As we want to offer a system where people can create their own website, we also need to offer them a very easy way to setup their own domain name for their website.
This requires a dynamic name server such as bind9 with the nsupdate tool.
Note that first, we can create a new website using a sub-domain name from a main domain used to run the system as a whole (as you see in many blog services). However, even that requires a dynamic DNS.
nsupdate can be used by one of our backend to do that part of the setup. We certainly want to make use of a specific plugin to do the work, hence this entry.
The plugin will handle the end user setup of the domain name (i.e. whether to use "www" or not and whether to understand the "w", "ww", and "wwww".) It can also allow for other sub-domains to be used to send users to specific places on their website.
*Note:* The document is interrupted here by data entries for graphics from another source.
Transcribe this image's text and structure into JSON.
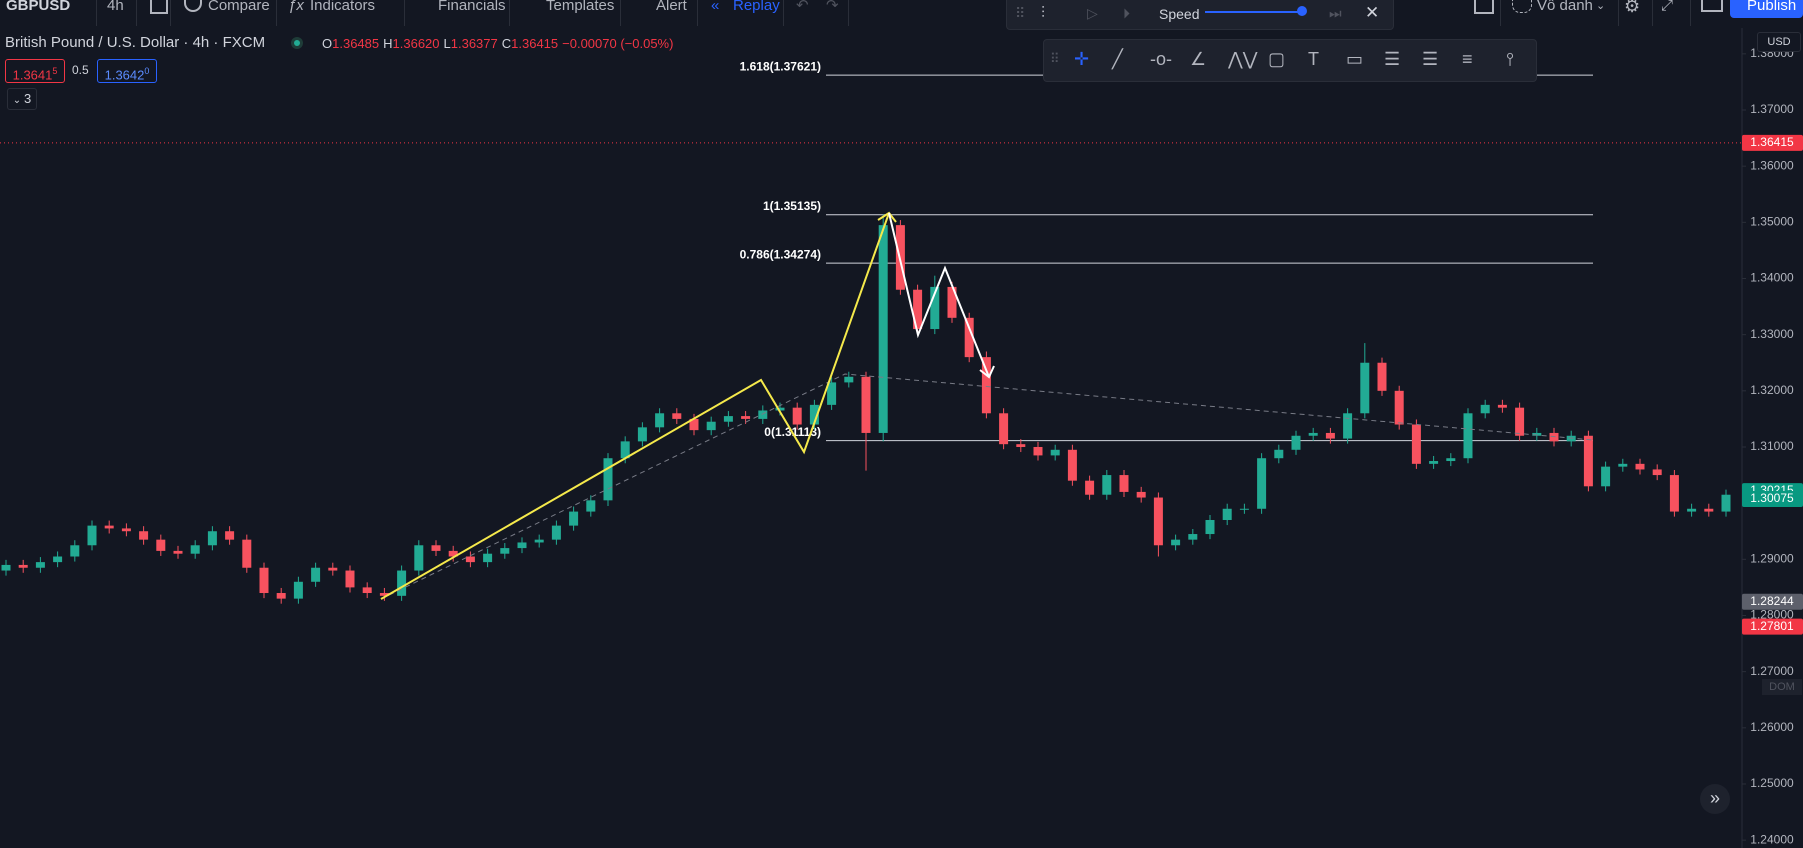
{
  "toolbar": {
    "symbol": "GBPUSD",
    "interval": "4h",
    "buttons": [
      "Compare",
      "Indicators",
      "Financials",
      "Templates",
      "Alert"
    ],
    "replay": "Replay",
    "layout_name": "Vô danh",
    "publish": "Publish"
  },
  "replay_bar": {
    "speed": "Speed"
  },
  "legend": {
    "title": "British Pound / U.S. Dollar · 4h · FXCM",
    "ohlc": [
      {
        "label": "O",
        "value": "1.36485"
      },
      {
        "label": "H",
        "value": "1.36620"
      },
      {
        "label": "L",
        "value": "1.36377"
      },
      {
        "label": "C",
        "value": "1.36415"
      }
    ],
    "change": "−0.00070 (−0.05%)"
  },
  "quote": {
    "bid": "1.3641",
    "bid_pip": "5",
    "spread": "0.5",
    "ask": "1.3642",
    "ask_pip": "0"
  },
  "indicators_count": "3",
  "price_axis": {
    "currency": "USD",
    "dom": "DOM"
  },
  "chart_data": {
    "type": "candlestick",
    "up_color": "#22ab94",
    "down_color": "#f7525f",
    "grid": false,
    "ylim": [
      1.2386,
      1.3846
    ],
    "yticks": [
      {
        "value": 1.38,
        "label": "1.38000"
      },
      {
        "value": 1.37,
        "label": "1.37000"
      },
      {
        "value": 1.36,
        "label": "1.36000"
      },
      {
        "value": 1.35,
        "label": "1.35000"
      },
      {
        "value": 1.34,
        "label": "1.34000"
      },
      {
        "value": 1.33,
        "label": "1.33000"
      },
      {
        "value": 1.32,
        "label": "1.32000"
      },
      {
        "value": 1.31,
        "label": "1.31000"
      },
      {
        "value": 1.3,
        "label": "1.30000"
      },
      {
        "value": 1.29,
        "label": "1.29000"
      },
      {
        "value": 1.28,
        "label": "1.28000"
      },
      {
        "value": 1.27,
        "label": "1.27000"
      },
      {
        "value": 1.26,
        "label": "1.26000"
      },
      {
        "value": 1.25,
        "label": "1.25000"
      },
      {
        "value": 1.24,
        "label": "1.24000"
      }
    ],
    "price_labels": [
      {
        "value": 1.36415,
        "label": "1.36415",
        "color": "#f23645"
      },
      {
        "value": 1.30215,
        "label": "1.30215",
        "color": "#089981"
      },
      {
        "value": 1.30075,
        "label": "1.30075",
        "color": "#089981"
      },
      {
        "value": 1.28244,
        "label": "1.28244",
        "color": "#5d606b"
      },
      {
        "value": 1.27801,
        "label": "1.27801",
        "color": "#f23645"
      }
    ],
    "fib_levels": [
      {
        "value": 1.37621,
        "label": "1.618(1.37621)"
      },
      {
        "value": 1.35135,
        "label": "1(1.35135)"
      },
      {
        "value": 1.34274,
        "label": "0.786(1.34274)"
      },
      {
        "value": 1.31113,
        "label": "0(1.31113)"
      }
    ],
    "candles": [
      [
        1.288,
        1.2899,
        1.2871,
        1.289
      ],
      [
        1.289,
        1.2899,
        1.2876,
        1.2885
      ],
      [
        1.2885,
        1.2904,
        1.2876,
        1.2895
      ],
      [
        1.2895,
        1.2914,
        1.2886,
        1.2905
      ],
      [
        1.2905,
        1.2934,
        1.2896,
        1.2925
      ],
      [
        1.2925,
        1.2969,
        1.2916,
        1.296
      ],
      [
        1.296,
        1.2969,
        1.2946,
        1.2955
      ],
      [
        1.2955,
        1.2964,
        1.2941,
        1.295
      ],
      [
        1.295,
        1.2959,
        1.2926,
        1.2935
      ],
      [
        1.2935,
        1.2944,
        1.2906,
        1.2915
      ],
      [
        1.2915,
        1.2924,
        1.2901,
        1.291
      ],
      [
        1.291,
        1.2934,
        1.2901,
        1.2925
      ],
      [
        1.2925,
        1.2959,
        1.2916,
        1.295
      ],
      [
        1.295,
        1.2959,
        1.2926,
        1.2935
      ],
      [
        1.2935,
        1.2944,
        1.2876,
        1.2885
      ],
      [
        1.2885,
        1.2894,
        1.2831,
        1.284
      ],
      [
        1.284,
        1.2849,
        1.2821,
        1.283
      ],
      [
        1.283,
        1.2869,
        1.2821,
        1.286
      ],
      [
        1.286,
        1.2894,
        1.2851,
        1.2885
      ],
      [
        1.2885,
        1.2894,
        1.2871,
        1.288
      ],
      [
        1.288,
        1.2889,
        1.2841,
        1.285
      ],
      [
        1.285,
        1.2859,
        1.2831,
        1.284
      ],
      [
        1.284,
        1.2849,
        1.2826,
        1.2835
      ],
      [
        1.2835,
        1.2889,
        1.2826,
        1.288
      ],
      [
        1.288,
        1.2934,
        1.2871,
        1.2925
      ],
      [
        1.2925,
        1.2934,
        1.2906,
        1.2915
      ],
      [
        1.2915,
        1.2924,
        1.2896,
        1.2905
      ],
      [
        1.2905,
        1.2914,
        1.2886,
        1.2895
      ],
      [
        1.2895,
        1.2919,
        1.2886,
        1.291
      ],
      [
        1.291,
        1.2929,
        1.2901,
        1.292
      ],
      [
        1.292,
        1.2939,
        1.2911,
        1.293
      ],
      [
        1.293,
        1.2944,
        1.2921,
        1.2935
      ],
      [
        1.2935,
        1.2969,
        1.2926,
        1.296
      ],
      [
        1.296,
        1.2994,
        1.2951,
        1.2985
      ],
      [
        1.2985,
        1.3014,
        1.2976,
        1.3005
      ],
      [
        1.3005,
        1.3089,
        1.2995,
        1.308
      ],
      [
        1.308,
        1.3119,
        1.3071,
        1.311
      ],
      [
        1.311,
        1.3144,
        1.3101,
        1.3135
      ],
      [
        1.3135,
        1.3169,
        1.3126,
        1.316
      ],
      [
        1.316,
        1.3169,
        1.3141,
        1.315
      ],
      [
        1.315,
        1.3159,
        1.3121,
        1.313
      ],
      [
        1.313,
        1.3154,
        1.3121,
        1.3145
      ],
      [
        1.3145,
        1.3164,
        1.3136,
        1.3155
      ],
      [
        1.3155,
        1.3164,
        1.3141,
        1.315
      ],
      [
        1.315,
        1.3174,
        1.3141,
        1.3165
      ],
      [
        1.3165,
        1.3179,
        1.3156,
        1.317
      ],
      [
        1.317,
        1.3179,
        1.3131,
        1.314
      ],
      [
        1.314,
        1.3184,
        1.3131,
        1.3175
      ],
      [
        1.3175,
        1.3224,
        1.3166,
        1.3215
      ],
      [
        1.3215,
        1.3234,
        1.3206,
        1.3225
      ],
      [
        1.3225,
        1.3234,
        1.3058,
        1.3125
      ],
      [
        1.3125,
        1.3514,
        1.311,
        1.3495
      ],
      [
        1.3495,
        1.3504,
        1.3371,
        1.338
      ],
      [
        1.338,
        1.3389,
        1.3301,
        1.331
      ],
      [
        1.331,
        1.3405,
        1.3301,
        1.3385
      ],
      [
        1.3385,
        1.3394,
        1.3321,
        1.333
      ],
      [
        1.333,
        1.3339,
        1.3251,
        1.326
      ],
      [
        1.326,
        1.327,
        1.3151,
        1.316
      ],
      [
        1.316,
        1.3169,
        1.3096,
        1.3105
      ],
      [
        1.3105,
        1.3114,
        1.3091,
        1.31
      ],
      [
        1.31,
        1.3109,
        1.3076,
        1.3085
      ],
      [
        1.3085,
        1.3104,
        1.3076,
        1.3095
      ],
      [
        1.3095,
        1.3104,
        1.3031,
        1.304
      ],
      [
        1.304,
        1.3049,
        1.3006,
        1.3015
      ],
      [
        1.3015,
        1.3059,
        1.3006,
        1.305
      ],
      [
        1.305,
        1.3059,
        1.3011,
        1.302
      ],
      [
        1.302,
        1.3029,
        1.3001,
        1.301
      ],
      [
        1.301,
        1.3019,
        1.2905,
        1.2925
      ],
      [
        1.2925,
        1.2944,
        1.2916,
        1.2935
      ],
      [
        1.2935,
        1.2954,
        1.2926,
        1.2945
      ],
      [
        1.2945,
        1.2979,
        1.2936,
        1.297
      ],
      [
        1.297,
        1.2999,
        1.2961,
        1.299
      ],
      [
        1.299,
        1.2999,
        1.2981,
        1.299
      ],
      [
        1.299,
        1.3089,
        1.2981,
        1.308
      ],
      [
        1.308,
        1.3104,
        1.3071,
        1.3095
      ],
      [
        1.3095,
        1.3129,
        1.3086,
        1.312
      ],
      [
        1.312,
        1.3134,
        1.3111,
        1.3125
      ],
      [
        1.3125,
        1.3134,
        1.3106,
        1.3115
      ],
      [
        1.3115,
        1.3169,
        1.3106,
        1.316
      ],
      [
        1.316,
        1.3285,
        1.3151,
        1.325
      ],
      [
        1.325,
        1.3259,
        1.3191,
        1.32
      ],
      [
        1.32,
        1.3209,
        1.3131,
        1.314
      ],
      [
        1.314,
        1.3149,
        1.3061,
        1.307
      ],
      [
        1.307,
        1.3084,
        1.3061,
        1.3075
      ],
      [
        1.3075,
        1.3089,
        1.3066,
        1.308
      ],
      [
        1.308,
        1.3169,
        1.3071,
        1.316
      ],
      [
        1.316,
        1.3184,
        1.3151,
        1.3175
      ],
      [
        1.3175,
        1.3184,
        1.3161,
        1.317
      ],
      [
        1.317,
        1.3179,
        1.3111,
        1.312
      ],
      [
        1.312,
        1.3134,
        1.3111,
        1.3125
      ],
      [
        1.3125,
        1.3134,
        1.3101,
        1.311
      ],
      [
        1.311,
        1.3129,
        1.3101,
        1.312
      ],
      [
        1.312,
        1.3129,
        1.3021,
        1.303
      ],
      [
        1.303,
        1.3074,
        1.3021,
        1.3065
      ],
      [
        1.3065,
        1.3079,
        1.3056,
        1.307
      ],
      [
        1.307,
        1.3079,
        1.3051,
        1.306
      ],
      [
        1.306,
        1.3069,
        1.3041,
        1.305
      ],
      [
        1.305,
        1.3059,
        1.2976,
        1.2985
      ],
      [
        1.2985,
        1.2999,
        1.2976,
        1.299
      ],
      [
        1.299,
        1.2999,
        1.2976,
        1.2985
      ],
      [
        1.2985,
        1.3024,
        1.2976,
        1.3015
      ]
    ]
  }
}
In order to support more incoming requests, we want to use multiple front end computers. Each one of these can be pretty small (i.e. pretty cheap) and the DNS can offer a simple cyclic IP address feature as offered by bind. In order to get that to work, we just need to give each name once per front end IP address. For example, say we use computers 192.168.0.1 to 192.168.0.3, we would have the following records:
www 1 IN A 192.168.0.1 www 1 IN A 192.168.0.2 www 1 IN A 192.168.0.3
Note: the 1 represents the time to live of that name. We suggest a rather small number, but we have not tested that feature thoroughly yet. A "much" larger amount such as 300 may be wiser since a DNS access can also be slow and have so many all the time may be much worse than having many hits from one client on the same computer.
The DNS will then cycle through those 3 IP addresses so each client request can be given a different IP address and hopefully distribute the load among all your computers.
This is certainly the easiest way to handle load. The other method is to use a load balancer. However, on a cloud system where local connections have to be encrypted using a VPN, a load balancer may actually itself kill your performance (without the VPN, you'd definitively be fine!)
Under Linux, you can use HAProxy. It is used by many large websites in the world and is quite robust. It is also going to take you a little bit of time to set it up compared to load distribution.
It is important to note that this causes problems. Domain names are used to find the data in the Cassandra database. So changing the name changes all the keys of an existing website. However, we can setup a website with an internal redirect to palliate to the immediate problem.
For example, one could give a name to their website such as "my-website". This would become a domain name such as "my-website.snap.website". That means all the pages will be found with that fully qualified domain name. Now the user purchases his own domain name such as "best.club" and wants to now change his website domain to use "best.club". With the internal redirect feature, the domain "best.club" is first changed to "my-website.snap.website" then the process starts with that "old" sub-domain. One problem with that, though, if some plugins generate fully qualified URLs, it will certainly include the domain name and thus users will be redirected to "my-website.snap.website". This is a problem in the long term.
A possible solution is to offer the owner to make the existing website (my-website.snap.website) read-only while copying the site to the new domain (best.club). Once converted, we change the access URL to the new domain and add a full redirect from the old domain to the new one. So if someone goes to my-website.snap.website, we automatically redirect them to best.club.